Escolhi experimentar a pré-sobremesa, uma caprichada seleção de queijos nacionais, como o da Calcanhar do Lobo e Serjão, da Serra da Canastra, e Maria Fumaça, da Fazenda Bonsucesso, em Piraí, acompanhados de mel fermentado feito na casa. Pedi uma bebida para escoltá-los e Paulo preparou uma sidra feita em casa, com água tônica igualmente da casa.

 

 

A mesma dedicação às comidas é dispensada às sobremesas. O passeio pelas doçuras foi principiado por um surpreendente sorvete de miso, café e sabugeiro, e taça de moscato Colheita de Inverno, da Casa Geraldo.

 

Garrafa de vinho moscato Colheita de Inverno

 

Finalizando a ala das sobremesas, iogurte, mel fermentado e cana do brejo esbanjam sabor em um afinado doce harmonizado com o moscato.

 

 

E, para fechar toda a experiência, café com notas de chocolate e caramelo, da variedade acaiá, da Fazenda Lagoinha, acompanhados de rapadura de caju e um “sanduíche” de parfait de kefir com hortelã pimenta da horta do Amana. Divino!

 

 

As composições e as louças do Amana

Agora eu quero todo mundo em silêncio (e, de preferência, de joelhos) para contemplar as louças do Amana.

Até aqui, acho que ficou claro que tudo no Amana mira no cuidado com os detalhes. Mas outro pilar importante do restaurante é a estima do verdadeiro valor do feito à mão. O trabalho artesanal vai dos pratos e bebidas à escolha de todos os objetos da casa.

O chef Leo Guida prioriza itens de pequenos artesãos para compor os elementos das mesas e as louças, quando não se arrisca a produzir algumas peças.

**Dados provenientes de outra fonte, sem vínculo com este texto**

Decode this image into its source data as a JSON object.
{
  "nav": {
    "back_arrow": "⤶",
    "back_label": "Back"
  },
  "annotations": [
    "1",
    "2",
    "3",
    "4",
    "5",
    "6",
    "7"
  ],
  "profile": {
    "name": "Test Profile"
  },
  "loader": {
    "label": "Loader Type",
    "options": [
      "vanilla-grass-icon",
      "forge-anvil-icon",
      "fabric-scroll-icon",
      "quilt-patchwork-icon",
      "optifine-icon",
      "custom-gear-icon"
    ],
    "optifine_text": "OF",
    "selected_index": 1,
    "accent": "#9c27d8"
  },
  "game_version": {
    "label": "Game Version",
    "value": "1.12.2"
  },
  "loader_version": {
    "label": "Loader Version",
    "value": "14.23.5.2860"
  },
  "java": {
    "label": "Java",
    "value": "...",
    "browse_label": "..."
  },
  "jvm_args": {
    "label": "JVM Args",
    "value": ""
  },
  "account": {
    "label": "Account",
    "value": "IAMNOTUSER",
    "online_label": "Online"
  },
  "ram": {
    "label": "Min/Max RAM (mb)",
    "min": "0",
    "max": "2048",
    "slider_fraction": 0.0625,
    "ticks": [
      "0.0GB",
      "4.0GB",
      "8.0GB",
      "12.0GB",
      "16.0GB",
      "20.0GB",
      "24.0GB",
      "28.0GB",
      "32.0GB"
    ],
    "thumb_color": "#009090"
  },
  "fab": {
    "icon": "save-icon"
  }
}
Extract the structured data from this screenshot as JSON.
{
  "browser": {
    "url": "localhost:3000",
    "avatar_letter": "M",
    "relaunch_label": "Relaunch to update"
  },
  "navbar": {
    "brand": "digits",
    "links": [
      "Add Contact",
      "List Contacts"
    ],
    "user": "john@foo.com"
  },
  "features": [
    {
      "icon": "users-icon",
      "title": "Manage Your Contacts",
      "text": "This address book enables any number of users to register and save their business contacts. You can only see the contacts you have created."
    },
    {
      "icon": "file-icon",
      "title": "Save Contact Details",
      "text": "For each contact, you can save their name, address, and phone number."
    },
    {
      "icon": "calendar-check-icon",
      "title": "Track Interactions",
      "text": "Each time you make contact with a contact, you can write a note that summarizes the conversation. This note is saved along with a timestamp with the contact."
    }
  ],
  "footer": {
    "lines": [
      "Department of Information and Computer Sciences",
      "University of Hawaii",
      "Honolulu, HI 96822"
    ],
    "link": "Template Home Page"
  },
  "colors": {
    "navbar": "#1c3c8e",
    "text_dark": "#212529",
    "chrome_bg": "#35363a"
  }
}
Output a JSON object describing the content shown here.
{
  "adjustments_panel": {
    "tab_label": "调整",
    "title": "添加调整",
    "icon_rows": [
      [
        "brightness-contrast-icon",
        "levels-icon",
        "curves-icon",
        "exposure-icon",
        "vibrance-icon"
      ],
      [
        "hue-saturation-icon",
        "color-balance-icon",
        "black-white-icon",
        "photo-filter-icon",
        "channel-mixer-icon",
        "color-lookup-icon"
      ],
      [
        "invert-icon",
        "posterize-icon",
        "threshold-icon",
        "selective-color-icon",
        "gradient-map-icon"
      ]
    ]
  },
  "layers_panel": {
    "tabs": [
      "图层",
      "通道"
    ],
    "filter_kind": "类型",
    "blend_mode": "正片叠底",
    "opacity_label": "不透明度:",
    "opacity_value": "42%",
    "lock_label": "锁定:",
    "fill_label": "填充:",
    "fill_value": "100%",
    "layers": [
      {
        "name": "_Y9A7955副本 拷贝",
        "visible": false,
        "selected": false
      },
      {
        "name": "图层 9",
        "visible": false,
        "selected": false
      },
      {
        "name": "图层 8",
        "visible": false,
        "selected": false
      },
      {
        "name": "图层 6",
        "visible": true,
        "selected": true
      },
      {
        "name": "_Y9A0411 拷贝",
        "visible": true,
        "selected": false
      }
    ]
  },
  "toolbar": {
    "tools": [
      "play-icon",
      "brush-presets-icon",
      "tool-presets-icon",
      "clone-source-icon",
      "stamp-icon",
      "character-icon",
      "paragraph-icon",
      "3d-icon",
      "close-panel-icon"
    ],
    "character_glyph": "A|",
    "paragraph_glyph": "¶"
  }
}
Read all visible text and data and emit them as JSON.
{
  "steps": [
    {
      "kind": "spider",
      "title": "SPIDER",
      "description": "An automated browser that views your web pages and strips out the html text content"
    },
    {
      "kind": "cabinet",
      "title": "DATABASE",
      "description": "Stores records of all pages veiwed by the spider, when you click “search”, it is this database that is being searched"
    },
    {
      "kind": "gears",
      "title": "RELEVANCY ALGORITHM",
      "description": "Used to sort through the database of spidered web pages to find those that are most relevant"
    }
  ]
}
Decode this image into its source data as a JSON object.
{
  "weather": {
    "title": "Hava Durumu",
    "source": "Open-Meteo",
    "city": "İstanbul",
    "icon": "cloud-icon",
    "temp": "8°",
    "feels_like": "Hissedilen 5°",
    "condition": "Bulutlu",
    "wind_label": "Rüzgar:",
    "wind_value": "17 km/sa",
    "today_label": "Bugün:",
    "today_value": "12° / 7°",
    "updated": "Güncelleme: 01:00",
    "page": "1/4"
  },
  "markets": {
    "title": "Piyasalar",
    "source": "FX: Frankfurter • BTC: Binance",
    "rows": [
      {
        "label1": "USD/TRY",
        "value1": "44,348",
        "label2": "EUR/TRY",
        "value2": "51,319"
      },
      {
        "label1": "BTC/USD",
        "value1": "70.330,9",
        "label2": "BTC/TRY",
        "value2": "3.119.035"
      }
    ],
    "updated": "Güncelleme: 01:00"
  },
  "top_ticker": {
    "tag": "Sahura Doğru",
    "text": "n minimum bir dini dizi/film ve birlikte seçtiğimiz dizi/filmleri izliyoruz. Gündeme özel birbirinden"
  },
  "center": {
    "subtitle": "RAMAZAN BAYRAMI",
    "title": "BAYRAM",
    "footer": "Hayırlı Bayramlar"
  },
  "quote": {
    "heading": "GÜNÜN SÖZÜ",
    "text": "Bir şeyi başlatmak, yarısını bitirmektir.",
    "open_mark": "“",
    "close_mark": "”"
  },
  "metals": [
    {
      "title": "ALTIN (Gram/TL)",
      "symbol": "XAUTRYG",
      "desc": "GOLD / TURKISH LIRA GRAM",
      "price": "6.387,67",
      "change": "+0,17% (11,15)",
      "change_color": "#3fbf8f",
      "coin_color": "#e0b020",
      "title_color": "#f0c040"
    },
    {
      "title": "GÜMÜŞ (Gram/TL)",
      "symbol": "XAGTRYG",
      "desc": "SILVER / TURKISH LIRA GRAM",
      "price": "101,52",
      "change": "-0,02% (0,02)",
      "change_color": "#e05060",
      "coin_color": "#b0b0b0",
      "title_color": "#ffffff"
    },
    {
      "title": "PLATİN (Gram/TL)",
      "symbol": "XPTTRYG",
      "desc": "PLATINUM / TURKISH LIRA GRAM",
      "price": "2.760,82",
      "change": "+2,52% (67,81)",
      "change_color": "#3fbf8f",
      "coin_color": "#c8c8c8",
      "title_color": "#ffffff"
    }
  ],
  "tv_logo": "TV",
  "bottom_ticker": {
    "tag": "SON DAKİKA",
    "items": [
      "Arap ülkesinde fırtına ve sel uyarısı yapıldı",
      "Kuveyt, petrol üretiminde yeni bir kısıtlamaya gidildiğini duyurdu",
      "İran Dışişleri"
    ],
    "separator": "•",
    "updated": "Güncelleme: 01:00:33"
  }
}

É o caso do sousplat de pedra São Tomé. Aproveitando sobras do pedregulho utilizado em uma obra na casa, Leo confeccionou a peça utilizada na apresentação dos snacks. Ainda com pedaços restantes das pedras, elaborou o item da composição do café com a rapadura e o sanduíche de parfait de kefir. O descanso de talheres de madeira também é obra do chef.

 

 

Determinadas cerâmicas vêm de Silva Jardim, no interior do Estado do Rio de Janeiro, feitas pelo artista Igor Lins, que usa a própria argila do terreno da casa dele e assa as louças em forno à lenha durante 24h, alimentando com lenha manualmente. A casca de ovo que aninhou as ovas de peixe voador, que citei acima, foram produzidas por Igor especialmente para este prato do Amana.

A tigela de cerâmica que recebeu as lambretas também foi fabricada por Igor e, aqui, ganha atenção a imperfeição em sua parte superior, que acontece em artefatos feitos individualmente, à mercê da humanidade do trabalho manual que o produz.

 

 

(Conheça também o Restaurante Trilhas do Araçari, em Nova Friburgo, em meio à natureza. Clique aqui)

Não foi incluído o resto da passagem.